Istana Dorong Polisi Usut Tuntas Teror terhadap Influencer

Jakarta — Istana Kepresidenan meminta kepolisian mengusut secara menyeluruh kasus teror yang menimpa sejumlah influencer setelah menyampaikan kritik terhadap program pemerintah. Pemerintah menegaskan komitmennya untuk terbuka terhadap masukan publik, sekaligus mendorong penyampaian kritik melalui cara-cara yang konstruktif.

Menteri Sekretaris Negara Prasetyo Hadi menyatakan aparat penegak hukum perlu melakukan investigasi hingga tuntas guna mengungkap pelaku dan motif di balik aksi teror tersebut. Pernyataan itu disampaikan saat ia ditemui wartawan di Hambalang, Bogor, Jawa Barat, Selasa (6/1/2026).

Prasetyo menegaskan pemerintah tidak menutup diri terhadap kritik maupun saran dari masyarakat. Namun, ia berharap aspirasi tersebut disalurkan melalui jalur komunikasi yang telah tersedia dan dibangun selama ini, sehingga dapat disampaikan secara baik dan bertanggung jawab.

Menurutnya, tidak ada pihak yang menginginkan terjadinya tindakan intimidasi atau teror dalam kehidupan berdemokrasi. Ia mengajak semua pihak memandang peristiwa tersebut sebagai bagian dari proses pendewasaan bangsa dalam menyikapi perbedaan pendapat.

Prasetyo juga menilai bahwa di tengah perkembangan demokrasi saat ini, penyampaian kritik seharusnya dapat dilakukan secara terbuka tanpa diiringi tindakan-tindakan yang meresahkan.

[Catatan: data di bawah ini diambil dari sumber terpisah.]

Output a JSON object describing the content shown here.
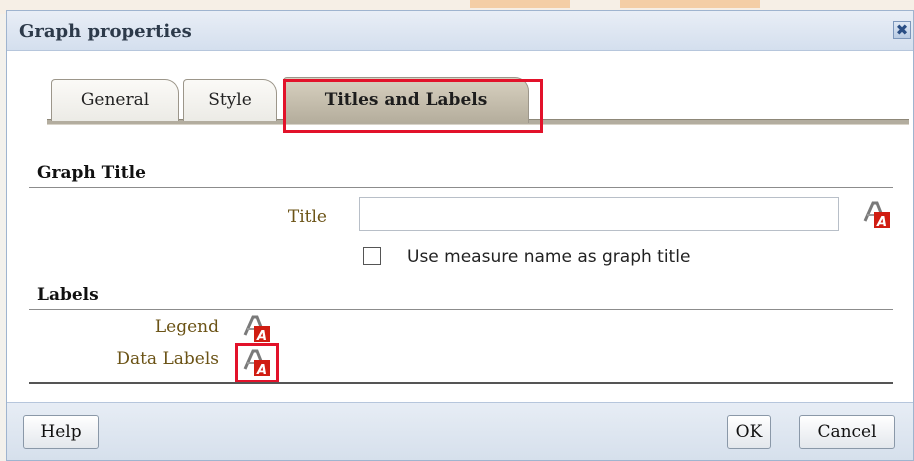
{
  "dialog": {
    "title": "Graph properties",
    "close_glyph": "✖"
  },
  "tabs": [
    {
      "label": "General"
    },
    {
      "label": "Style"
    },
    {
      "label": "Titles and Labels"
    }
  ],
  "graph_title_section": {
    "header": "Graph Title",
    "title_label": "Title",
    "title_value": "",
    "use_measure_label": "Use measure name as graph title",
    "use_measure_checked": false
  },
  "labels_section": {
    "header": "Labels",
    "legend_label": "Legend",
    "data_labels_label": "Data Labels"
  },
  "footer": {
    "help_label": "Help",
    "ok_label": "OK",
    "cancel_label": "Cancel"
  },
  "icons": {
    "format_icon": "text-format-icon"
  },
  "colors": {
    "highlight": "#e2122a",
    "label_text": "#6b5316",
    "active_tab": "#c4bdac"
  }
}
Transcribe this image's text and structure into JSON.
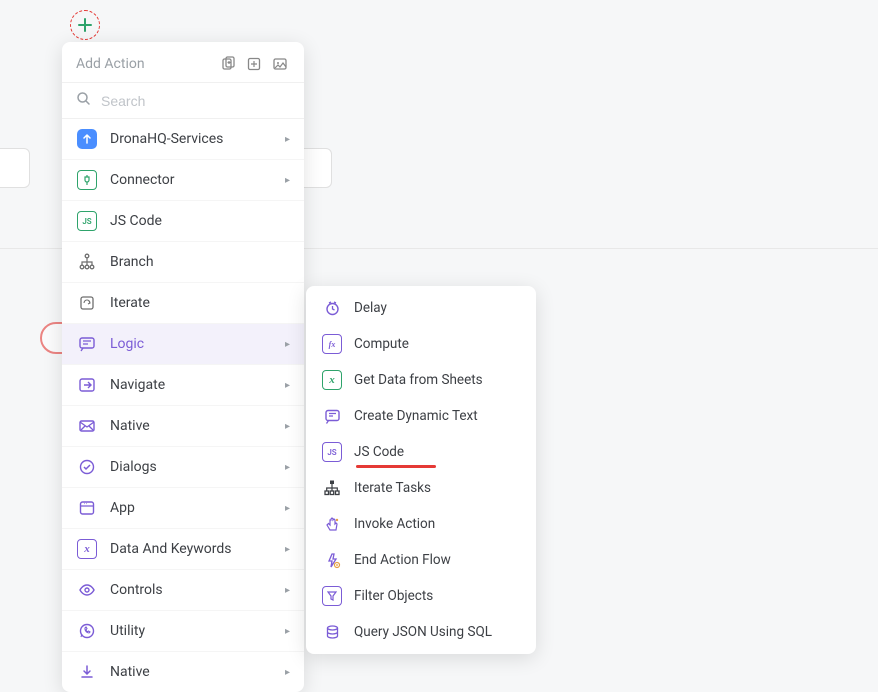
{
  "panel": {
    "title": "Add Action",
    "search_placeholder": "Search"
  },
  "menu": [
    {
      "id": "dronahq",
      "label": "DronaHQ-Services",
      "icon": "dronahq-icon",
      "chevron": true,
      "color": "#4a8eff"
    },
    {
      "id": "connector",
      "label": "Connector",
      "icon": "plug-icon",
      "chevron": true,
      "color": "#2ea36b"
    },
    {
      "id": "jscode",
      "label": "JS Code",
      "icon": "js-icon",
      "chevron": false,
      "color": "#2ea36b"
    },
    {
      "id": "branch",
      "label": "Branch",
      "icon": "branch-icon",
      "chevron": false,
      "color": "#6e6e6e"
    },
    {
      "id": "iterate",
      "label": "Iterate",
      "icon": "iterate-icon",
      "chevron": false,
      "color": "#6e6e6e"
    },
    {
      "id": "logic",
      "label": "Logic",
      "icon": "logic-icon",
      "chevron": true,
      "color": "#7b5cd6",
      "selected": true
    },
    {
      "id": "navigate",
      "label": "Navigate",
      "icon": "navigate-icon",
      "chevron": true,
      "color": "#7b5cd6"
    },
    {
      "id": "native1",
      "label": "Native",
      "icon": "mail-icon",
      "chevron": true,
      "color": "#7b5cd6"
    },
    {
      "id": "dialogs",
      "label": "Dialogs",
      "icon": "check-circle-icon",
      "chevron": true,
      "color": "#7b5cd6"
    },
    {
      "id": "app",
      "label": "App",
      "icon": "app-icon",
      "chevron": true,
      "color": "#7b5cd6"
    },
    {
      "id": "datakeywords",
      "label": "Data And Keywords",
      "icon": "data-icon",
      "chevron": true,
      "color": "#7b5cd6"
    },
    {
      "id": "controls",
      "label": "Controls",
      "icon": "eye-icon",
      "chevron": true,
      "color": "#7b5cd6"
    },
    {
      "id": "utility",
      "label": "Utility",
      "icon": "whatsapp-icon",
      "chevron": true,
      "color": "#7b5cd6"
    },
    {
      "id": "native2",
      "label": "Native",
      "icon": "download-icon",
      "chevron": true,
      "color": "#7b5cd6"
    }
  ],
  "submenu": [
    {
      "id": "delay",
      "label": "Delay",
      "icon": "clock-icon"
    },
    {
      "id": "compute",
      "label": "Compute",
      "icon": "fx-icon"
    },
    {
      "id": "getdata",
      "label": "Get Data from Sheets",
      "icon": "sheet-icon"
    },
    {
      "id": "dyntext",
      "label": "Create Dynamic Text",
      "icon": "text-icon"
    },
    {
      "id": "jscode",
      "label": "JS Code",
      "icon": "js-icon"
    },
    {
      "id": "iteratetasks",
      "label": "Iterate Tasks",
      "icon": "tree-icon",
      "highlight": true
    },
    {
      "id": "invoke",
      "label": "Invoke Action",
      "icon": "hand-icon"
    },
    {
      "id": "endflow",
      "label": "End Action Flow",
      "icon": "bolt-icon"
    },
    {
      "id": "filter",
      "label": "Filter Objects",
      "icon": "filter-icon"
    },
    {
      "id": "querysql",
      "label": "Query JSON Using SQL",
      "icon": "db-icon"
    }
  ],
  "colors": {
    "accent": "#7b5cd6",
    "danger": "#e53935",
    "green": "#2ea36b",
    "blue": "#4a8eff"
  }
}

Sementara itu, kepolisian mulai menindaklanjuti laporan teror yang dialami kreator konten sekaligus selebgram Ramon Dony Adam atau DJ Donny. Ia melaporkan insiden pelemparan bangkai ayam hingga bom molotov ke rumahnya ke Polda Metro Jaya.

Kepala Bidang Humas Polda Metro Jaya Komisaris Besar Budi Hermanto menyampaikan bahwa penyidik telah melakukan langkah awal dengan penyelidikan serta meminta keterangan dari para saksi. Pernyataan tersebut disampaikan kepada wartawan pada Kamis (1/1).

Laporan DJ Donny tercatat dengan nomor LP/B/9545/XII/2025/SPKT POLDA METRO JAYA. Dalam laporannya, ia mencantumkan dugaan pelanggaran Pasal 187 KUHP dan/atau Pasal 335 KUHP dan/atau Pasal 356 KUHP.

DJ Donny menjelaskan bahwa teror bermula dari pengiriman bangkai ayam ke rumahnya. Puncaknya terjadi pada Rabu (31/12/2025) dini hari sekitar pukul 03.00 WIB, ketika rekaman kamera pengawas menunjukkan seseorang melemparkan molotov ke kediamannya.

Selain DJ Donny, teror juga dialami influencer lain. Sherly Annavita melaporkan mobilnya dicoret-coret oleh orang tak dikenal, sementara Chiki Fawzi mengaku menerima ancaman melalui media digital yang disertai gambar kepala babi. Polisi masih mendalami seluruh rangkaian peristiwa tersebut.